Tanto Jorge Raposo como o presidente da Câmara Municipal de Beja, que também acompanha a visita, consideram que a nova residência será um fator de atratividade de alunos. Ambos recusam críticas após o anúncio da primeira fase do concurso nacional de acesso ao ensino superior. Das 519 vagas abertas, em 14 licenciaturas, no IP Beja, 56% ficaram por preencher. "Neste contexto de dificuldade que os estabelecimentos, com as novas regras [do concurso], passaram a enfrentar, como é natural, os estabelecimentos de interior, porque são zonas de menor população, têm também uma dificuldade acrescida", afirma Paulo Arsénio.
O autarca rebate "comentários que não são propriamente agradáveis" sobre a residência ficar "quase fantasma", sem ocupação pela quebra de novos alunos. "Não faz absolutamente sentido nenhum. Vamos ter uma residência com boas condições, com um método de construção inovador, e vai ser claramente uma mais-valia para Beja. Vai ser um exemplo para muitas outras localidades no futuro copiarem este mesmo modelo", completa Arsénio.
Construção com inovação
A obra é executada pela construtora Casais, que também está à cargo da residência universitária Confiança, um projeto de reabilitação da antiga fábrica de sabonetes de Braga, pelo PNAES, com prazo de entrega para julho de 2026. Nos dois projetos, a empresa utilizada um método de construção híbrido, com o uso de betão em menor grau do que numa obra tradicional e com a montagem de elementos produzidos em fábricas distintas, que garante uma obra mais sustentável do ponto de vista ecológico e económico.

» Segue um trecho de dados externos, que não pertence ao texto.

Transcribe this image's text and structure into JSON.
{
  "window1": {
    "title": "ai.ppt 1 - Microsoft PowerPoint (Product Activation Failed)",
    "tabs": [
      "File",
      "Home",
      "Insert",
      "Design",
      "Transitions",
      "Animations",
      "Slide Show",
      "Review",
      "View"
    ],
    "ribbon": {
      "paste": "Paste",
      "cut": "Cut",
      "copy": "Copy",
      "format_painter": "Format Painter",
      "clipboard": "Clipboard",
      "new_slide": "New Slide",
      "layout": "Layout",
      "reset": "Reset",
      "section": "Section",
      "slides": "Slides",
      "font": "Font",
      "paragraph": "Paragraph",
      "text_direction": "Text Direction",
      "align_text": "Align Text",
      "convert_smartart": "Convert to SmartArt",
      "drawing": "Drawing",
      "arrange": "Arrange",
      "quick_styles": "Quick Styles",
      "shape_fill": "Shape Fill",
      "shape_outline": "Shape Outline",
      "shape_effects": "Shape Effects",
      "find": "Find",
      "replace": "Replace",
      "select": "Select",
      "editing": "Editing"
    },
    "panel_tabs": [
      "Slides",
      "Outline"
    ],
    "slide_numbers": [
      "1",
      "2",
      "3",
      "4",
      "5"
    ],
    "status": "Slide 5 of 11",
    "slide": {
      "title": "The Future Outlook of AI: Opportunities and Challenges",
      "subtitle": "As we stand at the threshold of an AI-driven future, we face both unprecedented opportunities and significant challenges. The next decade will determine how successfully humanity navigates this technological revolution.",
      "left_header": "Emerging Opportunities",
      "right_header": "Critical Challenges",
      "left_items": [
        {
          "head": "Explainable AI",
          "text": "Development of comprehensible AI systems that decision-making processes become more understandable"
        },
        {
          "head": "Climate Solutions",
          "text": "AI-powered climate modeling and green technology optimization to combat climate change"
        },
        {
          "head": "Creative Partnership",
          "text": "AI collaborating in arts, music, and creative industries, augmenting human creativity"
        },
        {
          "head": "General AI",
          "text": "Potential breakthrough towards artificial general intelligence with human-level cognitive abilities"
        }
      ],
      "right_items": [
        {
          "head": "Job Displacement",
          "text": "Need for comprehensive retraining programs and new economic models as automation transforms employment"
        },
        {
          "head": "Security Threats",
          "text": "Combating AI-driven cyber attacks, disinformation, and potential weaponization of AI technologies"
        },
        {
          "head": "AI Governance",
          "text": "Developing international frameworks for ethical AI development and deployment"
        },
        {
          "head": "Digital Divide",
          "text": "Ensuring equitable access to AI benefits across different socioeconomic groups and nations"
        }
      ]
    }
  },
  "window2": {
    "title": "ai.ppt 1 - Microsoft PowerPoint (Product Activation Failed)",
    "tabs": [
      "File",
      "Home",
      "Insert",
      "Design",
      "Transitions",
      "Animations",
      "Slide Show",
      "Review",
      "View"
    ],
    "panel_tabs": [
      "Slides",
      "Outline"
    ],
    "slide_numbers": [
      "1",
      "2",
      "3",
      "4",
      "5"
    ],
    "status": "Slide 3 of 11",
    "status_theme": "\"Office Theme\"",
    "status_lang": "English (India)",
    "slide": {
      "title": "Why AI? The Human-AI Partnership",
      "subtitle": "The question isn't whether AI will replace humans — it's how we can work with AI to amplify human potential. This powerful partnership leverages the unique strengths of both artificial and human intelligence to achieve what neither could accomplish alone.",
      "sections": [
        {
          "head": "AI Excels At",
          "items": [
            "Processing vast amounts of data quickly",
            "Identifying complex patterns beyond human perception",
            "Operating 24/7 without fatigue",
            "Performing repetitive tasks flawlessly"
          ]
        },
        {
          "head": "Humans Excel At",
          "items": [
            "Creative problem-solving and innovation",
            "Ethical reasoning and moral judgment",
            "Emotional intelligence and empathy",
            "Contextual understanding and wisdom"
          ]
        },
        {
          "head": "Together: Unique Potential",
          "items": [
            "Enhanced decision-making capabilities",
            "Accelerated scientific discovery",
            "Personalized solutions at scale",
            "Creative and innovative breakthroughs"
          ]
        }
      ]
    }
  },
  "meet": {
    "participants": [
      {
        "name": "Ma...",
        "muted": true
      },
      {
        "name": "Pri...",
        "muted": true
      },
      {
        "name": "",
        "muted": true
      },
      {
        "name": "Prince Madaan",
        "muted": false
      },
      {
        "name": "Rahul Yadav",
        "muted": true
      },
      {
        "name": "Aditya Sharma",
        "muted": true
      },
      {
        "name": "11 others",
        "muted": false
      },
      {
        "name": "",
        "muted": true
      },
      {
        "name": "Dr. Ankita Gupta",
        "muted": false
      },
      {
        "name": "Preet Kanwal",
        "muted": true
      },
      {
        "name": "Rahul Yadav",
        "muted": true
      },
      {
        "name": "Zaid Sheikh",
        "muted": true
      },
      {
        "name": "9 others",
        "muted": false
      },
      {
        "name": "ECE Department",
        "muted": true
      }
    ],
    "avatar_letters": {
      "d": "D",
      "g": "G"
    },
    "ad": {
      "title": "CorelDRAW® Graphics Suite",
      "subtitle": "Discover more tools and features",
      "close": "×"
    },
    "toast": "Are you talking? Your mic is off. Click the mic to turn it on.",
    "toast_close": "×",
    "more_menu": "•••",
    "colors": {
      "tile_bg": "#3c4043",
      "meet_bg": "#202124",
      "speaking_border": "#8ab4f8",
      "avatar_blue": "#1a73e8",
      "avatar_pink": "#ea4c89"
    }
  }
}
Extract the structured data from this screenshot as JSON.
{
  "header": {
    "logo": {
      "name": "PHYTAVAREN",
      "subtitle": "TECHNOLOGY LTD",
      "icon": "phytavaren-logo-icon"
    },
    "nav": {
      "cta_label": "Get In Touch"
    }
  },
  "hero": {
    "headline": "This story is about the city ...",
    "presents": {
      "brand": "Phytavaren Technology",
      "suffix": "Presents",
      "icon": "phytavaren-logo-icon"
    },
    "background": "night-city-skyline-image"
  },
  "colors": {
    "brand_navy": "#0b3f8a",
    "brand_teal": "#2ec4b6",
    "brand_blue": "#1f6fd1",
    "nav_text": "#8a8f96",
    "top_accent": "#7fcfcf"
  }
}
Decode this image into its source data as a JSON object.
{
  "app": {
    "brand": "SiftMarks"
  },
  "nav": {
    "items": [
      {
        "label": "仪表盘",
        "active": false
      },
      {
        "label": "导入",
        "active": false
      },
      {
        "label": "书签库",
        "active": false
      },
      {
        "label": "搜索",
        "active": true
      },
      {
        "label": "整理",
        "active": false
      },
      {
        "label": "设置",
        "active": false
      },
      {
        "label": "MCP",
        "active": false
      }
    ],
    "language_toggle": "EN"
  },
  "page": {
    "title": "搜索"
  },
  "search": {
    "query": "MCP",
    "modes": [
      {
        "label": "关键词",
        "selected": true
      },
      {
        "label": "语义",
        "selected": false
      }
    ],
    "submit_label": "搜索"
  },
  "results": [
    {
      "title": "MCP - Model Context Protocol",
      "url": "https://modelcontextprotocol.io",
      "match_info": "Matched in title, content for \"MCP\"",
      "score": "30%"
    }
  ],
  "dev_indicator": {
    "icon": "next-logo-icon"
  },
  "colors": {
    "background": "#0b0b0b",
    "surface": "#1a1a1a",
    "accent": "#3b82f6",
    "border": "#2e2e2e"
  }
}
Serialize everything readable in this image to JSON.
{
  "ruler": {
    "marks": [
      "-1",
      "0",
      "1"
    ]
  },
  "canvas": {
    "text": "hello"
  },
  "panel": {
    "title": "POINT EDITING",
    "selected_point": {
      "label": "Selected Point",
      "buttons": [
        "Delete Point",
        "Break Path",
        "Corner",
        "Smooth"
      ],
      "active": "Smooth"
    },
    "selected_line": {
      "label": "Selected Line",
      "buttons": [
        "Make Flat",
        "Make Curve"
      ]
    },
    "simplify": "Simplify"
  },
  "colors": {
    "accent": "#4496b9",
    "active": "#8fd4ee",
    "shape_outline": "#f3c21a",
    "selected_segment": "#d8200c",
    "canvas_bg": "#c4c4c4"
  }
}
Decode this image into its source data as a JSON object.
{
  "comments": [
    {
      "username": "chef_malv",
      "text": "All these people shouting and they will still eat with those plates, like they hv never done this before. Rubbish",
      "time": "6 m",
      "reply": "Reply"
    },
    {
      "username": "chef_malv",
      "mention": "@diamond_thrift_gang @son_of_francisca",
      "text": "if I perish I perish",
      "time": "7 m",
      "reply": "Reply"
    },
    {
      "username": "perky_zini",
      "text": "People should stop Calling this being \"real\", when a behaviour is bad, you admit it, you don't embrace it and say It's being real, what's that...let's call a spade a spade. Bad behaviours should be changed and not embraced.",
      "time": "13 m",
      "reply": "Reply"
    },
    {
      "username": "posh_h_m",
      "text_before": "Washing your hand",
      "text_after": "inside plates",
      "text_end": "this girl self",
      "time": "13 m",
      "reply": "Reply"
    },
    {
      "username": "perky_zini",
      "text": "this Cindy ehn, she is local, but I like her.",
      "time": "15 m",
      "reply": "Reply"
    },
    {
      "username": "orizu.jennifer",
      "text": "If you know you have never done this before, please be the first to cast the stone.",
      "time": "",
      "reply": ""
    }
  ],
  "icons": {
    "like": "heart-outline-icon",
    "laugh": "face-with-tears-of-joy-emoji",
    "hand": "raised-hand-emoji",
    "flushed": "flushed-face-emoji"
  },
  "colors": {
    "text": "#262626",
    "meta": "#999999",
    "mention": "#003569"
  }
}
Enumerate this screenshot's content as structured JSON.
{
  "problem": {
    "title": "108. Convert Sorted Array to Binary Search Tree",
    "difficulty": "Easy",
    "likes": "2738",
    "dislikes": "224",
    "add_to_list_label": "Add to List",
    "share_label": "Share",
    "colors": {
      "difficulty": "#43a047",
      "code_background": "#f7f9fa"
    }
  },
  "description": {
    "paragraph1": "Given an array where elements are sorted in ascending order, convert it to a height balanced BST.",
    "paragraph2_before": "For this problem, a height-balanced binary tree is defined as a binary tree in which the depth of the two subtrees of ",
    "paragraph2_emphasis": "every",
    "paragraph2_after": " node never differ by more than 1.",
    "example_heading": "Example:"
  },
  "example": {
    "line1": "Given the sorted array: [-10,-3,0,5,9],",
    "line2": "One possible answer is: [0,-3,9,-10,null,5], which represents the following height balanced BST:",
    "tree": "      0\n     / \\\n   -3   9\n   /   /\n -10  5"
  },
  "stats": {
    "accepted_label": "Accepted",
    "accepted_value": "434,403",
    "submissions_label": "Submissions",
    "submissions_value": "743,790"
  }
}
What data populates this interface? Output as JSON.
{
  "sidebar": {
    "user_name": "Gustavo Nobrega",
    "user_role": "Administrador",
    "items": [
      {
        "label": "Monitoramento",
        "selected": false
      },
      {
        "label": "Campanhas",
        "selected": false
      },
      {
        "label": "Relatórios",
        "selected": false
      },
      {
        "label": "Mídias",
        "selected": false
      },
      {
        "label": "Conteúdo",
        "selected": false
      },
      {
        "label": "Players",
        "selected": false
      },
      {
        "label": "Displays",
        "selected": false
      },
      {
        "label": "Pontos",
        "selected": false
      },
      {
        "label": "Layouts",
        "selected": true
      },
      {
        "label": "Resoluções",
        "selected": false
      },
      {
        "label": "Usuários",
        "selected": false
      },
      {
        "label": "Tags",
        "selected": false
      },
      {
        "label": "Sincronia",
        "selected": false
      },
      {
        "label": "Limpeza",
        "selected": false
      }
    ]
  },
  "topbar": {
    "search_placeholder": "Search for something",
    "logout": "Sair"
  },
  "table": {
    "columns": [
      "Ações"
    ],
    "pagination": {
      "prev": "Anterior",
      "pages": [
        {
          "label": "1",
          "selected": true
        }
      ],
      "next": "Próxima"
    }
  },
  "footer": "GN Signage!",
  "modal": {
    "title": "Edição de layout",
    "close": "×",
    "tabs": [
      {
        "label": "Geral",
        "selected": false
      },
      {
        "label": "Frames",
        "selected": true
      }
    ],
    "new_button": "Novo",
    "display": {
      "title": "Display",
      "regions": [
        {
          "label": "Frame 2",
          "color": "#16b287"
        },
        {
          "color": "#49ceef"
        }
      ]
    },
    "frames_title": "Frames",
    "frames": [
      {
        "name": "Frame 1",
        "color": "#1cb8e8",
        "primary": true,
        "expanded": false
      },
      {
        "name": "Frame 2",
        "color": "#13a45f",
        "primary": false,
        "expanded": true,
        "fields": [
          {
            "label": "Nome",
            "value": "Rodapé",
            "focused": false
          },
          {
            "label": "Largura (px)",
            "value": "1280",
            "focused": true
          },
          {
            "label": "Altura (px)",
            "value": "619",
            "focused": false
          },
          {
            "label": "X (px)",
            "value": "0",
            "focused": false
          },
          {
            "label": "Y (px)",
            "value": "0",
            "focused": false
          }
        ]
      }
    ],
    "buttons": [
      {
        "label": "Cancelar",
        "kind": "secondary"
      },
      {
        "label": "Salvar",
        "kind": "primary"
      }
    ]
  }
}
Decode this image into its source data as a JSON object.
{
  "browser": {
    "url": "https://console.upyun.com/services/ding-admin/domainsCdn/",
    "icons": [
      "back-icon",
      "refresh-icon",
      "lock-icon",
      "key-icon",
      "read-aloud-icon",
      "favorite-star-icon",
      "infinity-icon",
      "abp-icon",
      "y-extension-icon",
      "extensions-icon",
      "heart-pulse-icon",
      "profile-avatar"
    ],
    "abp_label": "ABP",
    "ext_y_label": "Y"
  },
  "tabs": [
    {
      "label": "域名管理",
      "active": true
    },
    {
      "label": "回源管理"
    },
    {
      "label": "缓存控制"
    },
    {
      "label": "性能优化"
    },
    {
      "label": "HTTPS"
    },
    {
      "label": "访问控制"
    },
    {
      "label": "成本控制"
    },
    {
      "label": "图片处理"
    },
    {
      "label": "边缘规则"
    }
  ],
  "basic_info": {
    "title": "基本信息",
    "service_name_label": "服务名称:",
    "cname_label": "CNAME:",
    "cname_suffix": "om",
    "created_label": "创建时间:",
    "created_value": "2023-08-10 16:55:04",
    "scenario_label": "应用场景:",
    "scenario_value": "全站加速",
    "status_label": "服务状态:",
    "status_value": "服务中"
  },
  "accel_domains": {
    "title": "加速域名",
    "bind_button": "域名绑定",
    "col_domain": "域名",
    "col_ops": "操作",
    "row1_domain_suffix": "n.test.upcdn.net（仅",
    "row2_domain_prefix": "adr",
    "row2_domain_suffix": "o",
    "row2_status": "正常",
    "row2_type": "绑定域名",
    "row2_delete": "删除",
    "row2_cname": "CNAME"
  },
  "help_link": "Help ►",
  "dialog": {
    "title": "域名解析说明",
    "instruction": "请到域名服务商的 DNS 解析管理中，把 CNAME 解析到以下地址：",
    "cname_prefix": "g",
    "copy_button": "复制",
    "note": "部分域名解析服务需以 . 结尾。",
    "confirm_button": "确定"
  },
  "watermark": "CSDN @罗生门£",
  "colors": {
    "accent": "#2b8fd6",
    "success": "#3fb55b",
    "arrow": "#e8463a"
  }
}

"A grande inovação é a mudança de raciocínio da forma como vamos construir os próximos edifícios. Neste projeto em concreto, durante a montagem de estrutura, tivemos oito fábricas a trabalhar para aqui. Ou seja, tínhamos componentes a chegar de oito sítios diferentes", explica José Mário Fernandes, administrador do Grupo Casais.
Além disso, a modelagem do projeto feita digitalmente garante um melhor uso dos recursos nas obras, mas também depois, para a manutenção do prédio. "Se amanhã aparecer aqui uma fuga de água, pode acontecer qualquer coisa, antes de partir a correr e ver o que é que se passa lá em cima, eu vou ao digital saber o que é que está aqui por cima. Consigo saber exatamente qual é a válvula, qual é o tubo, quem produziu, quem assemblou tudo", diz José Mário Fernandes.
A obra também conta com a parceria da Ikea, que entra com um investimento de 500 000 euros em todo o mobiliário da residência.
A residência de Beja é a primeira construída de raiz pelo PNAES a ser financiada e concluída, num momento em que só 13% das camas previstas no plano nacional de alojamento estão concluídas.
Estão em curso obras para a construção de mais de 14 mil camas, mas a execução destes projetos financiados pelo PRR tem de estar concluída no próximo ano. Há ainda 17 empreitadas por adjudicar.